The question bears repeating: Why on earth would the Palestinian Authority decline a $50 billion economic aid package which would benefit their currently impoverished people?
Firstly, they are not impoverished. Their standard of living is higher than all of Israel’s neighbors. Nonetheless, people understandably will think Palestinian Authority chief Abbas is a fool for rejecting 50 billion dollars but there are two primary reasons for that. Particularly troubling for Abbas’s corrupt PA government is a mechanism in the plan to prevent diversion of funds, either into their own pockets or to terrorists, to whom the PA pays salaries. Secondly, history has taught us that Abbas will not agree to any plan that doesn’t give the Palestinians an independent state with Jerusalem as its capital.
So, is the Deal of the Century a losing proposition? Only as it pertains to Abbas and the PA, but it is positive as it pertains to some of the Arab nations. Since Abbas’s conditions, unfortunately, are deal breakers, the Bahrain Conference will, paradoxically, succeed in strengthening economic and strategic ties between Israel and the Arab nations, many of whom are starting to notice how the PA’s inflexibility is the real problem.
While there is a possibility that some pressure will be put on the Palestinian Authority to make peace with Israel during the upcoming three-way Russia-US-Israel meeting of the National Security Advisors in Jerusalem, that is not the focus of the trilateral meeting. The focus is Iran. Israel and the US will be demanding all Iranian troops leave Syria. Since the Russians have a presence in Syria, they can influence the situation, but they may resist the pressure, at least publicly. Privately, they will probably pressure Iran to leave Syria and if that doesn’t work, they can be expected to give Israel the green light to intensify its attacks on Iranian bases in Syria. Trump and Netanyahu are working together, but Putin will try to cooperate, at least privately.
Back to Abbas and the PA, apart from the Trump/Kushner Deal of the Century, perhaps the question of the century may well be: Is there a peace plan that can work in Israel?
I believe there is but it’s not dependent on the approval of the PA, even though it would be good for all the Arab residents who want to live in Israel peacefully, rather than destroying Israel.
The plan that I have proposed is called ‘Peace for Peace.’ It is the antithesis of the failed land-for-peace proposals suggested by virtually every other recent U.S. president. The two basic principles are full Israeli sovereignty over Judea and Samaria - the so-called West Bank – coupled with a comprehensive path to loyal citizenship for all non-citizen residents in this region that Israel recaptured in the defensive Six Day War of 1967.
Such a process would include a three-year comprehensive good citizenship course, followed by two-three years of national service, culminating with an oath of loyalty to the State of Israel.
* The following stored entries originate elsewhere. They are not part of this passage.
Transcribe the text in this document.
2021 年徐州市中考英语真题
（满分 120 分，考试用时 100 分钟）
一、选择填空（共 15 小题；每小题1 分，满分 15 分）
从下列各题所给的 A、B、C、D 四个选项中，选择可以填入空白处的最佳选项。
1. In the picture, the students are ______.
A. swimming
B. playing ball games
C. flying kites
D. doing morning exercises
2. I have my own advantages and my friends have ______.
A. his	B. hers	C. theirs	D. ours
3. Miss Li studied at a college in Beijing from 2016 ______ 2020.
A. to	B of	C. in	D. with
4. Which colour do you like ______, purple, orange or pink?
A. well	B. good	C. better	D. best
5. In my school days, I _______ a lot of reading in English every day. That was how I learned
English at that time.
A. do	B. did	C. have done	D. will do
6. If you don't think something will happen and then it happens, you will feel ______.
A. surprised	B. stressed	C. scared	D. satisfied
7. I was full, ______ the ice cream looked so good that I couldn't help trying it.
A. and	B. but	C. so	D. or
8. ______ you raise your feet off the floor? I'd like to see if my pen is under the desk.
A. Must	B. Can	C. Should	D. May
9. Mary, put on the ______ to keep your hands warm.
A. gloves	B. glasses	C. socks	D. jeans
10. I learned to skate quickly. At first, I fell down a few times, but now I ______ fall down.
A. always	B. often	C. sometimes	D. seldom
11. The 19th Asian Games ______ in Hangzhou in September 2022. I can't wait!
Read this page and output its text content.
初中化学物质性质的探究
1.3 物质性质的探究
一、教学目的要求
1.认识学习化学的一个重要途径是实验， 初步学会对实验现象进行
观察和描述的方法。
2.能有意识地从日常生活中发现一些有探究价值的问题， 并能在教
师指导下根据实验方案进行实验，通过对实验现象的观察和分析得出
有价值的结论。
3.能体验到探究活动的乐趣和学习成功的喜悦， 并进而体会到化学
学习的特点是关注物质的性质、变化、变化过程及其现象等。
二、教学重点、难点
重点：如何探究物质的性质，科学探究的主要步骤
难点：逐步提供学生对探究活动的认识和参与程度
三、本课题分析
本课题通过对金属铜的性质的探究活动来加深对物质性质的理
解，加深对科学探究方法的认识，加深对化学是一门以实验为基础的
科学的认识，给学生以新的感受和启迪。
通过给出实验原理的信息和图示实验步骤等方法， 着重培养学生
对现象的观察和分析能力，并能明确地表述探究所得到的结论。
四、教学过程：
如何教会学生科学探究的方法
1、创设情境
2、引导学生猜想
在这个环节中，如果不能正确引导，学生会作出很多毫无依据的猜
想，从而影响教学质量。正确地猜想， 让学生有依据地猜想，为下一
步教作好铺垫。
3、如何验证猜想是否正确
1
Many non-citizens in Judea and Samaria, many of whom I know personally, would seize at the opportunity to become loyal Israeli citizens. Many others would refuse, thereby minimizing the demographic danger to Israel, but the truth be told, noted demographers such as Yoram Ettinger have shown that the Jewish birth rates in Judea, Samaria, and Jerusalem have been sky-rocketing for the past two decades, way beyond that of the Arabs.
Israel is undergoing a social renaissance, in which the traditional family is having a resurgence and having large Jewish families is fashionable once again. Therefore, when we examine the current reality, we see that the demographic threat is greatly exaggerated by those who cling to a land for peace agenda.
Apart from the practicality of my proposed solution, Israel has clear historical rights to these areas and is not obligated to offer any peace plan—especially to a Palestinian Authority that for years has been giving salary payments to each and every terrorist that has killed or wounded an Israeli. This includes the three Fatah terrorists who shot and wounded me and my then three-year-old son in December of 2001, and their salaries continue to this day.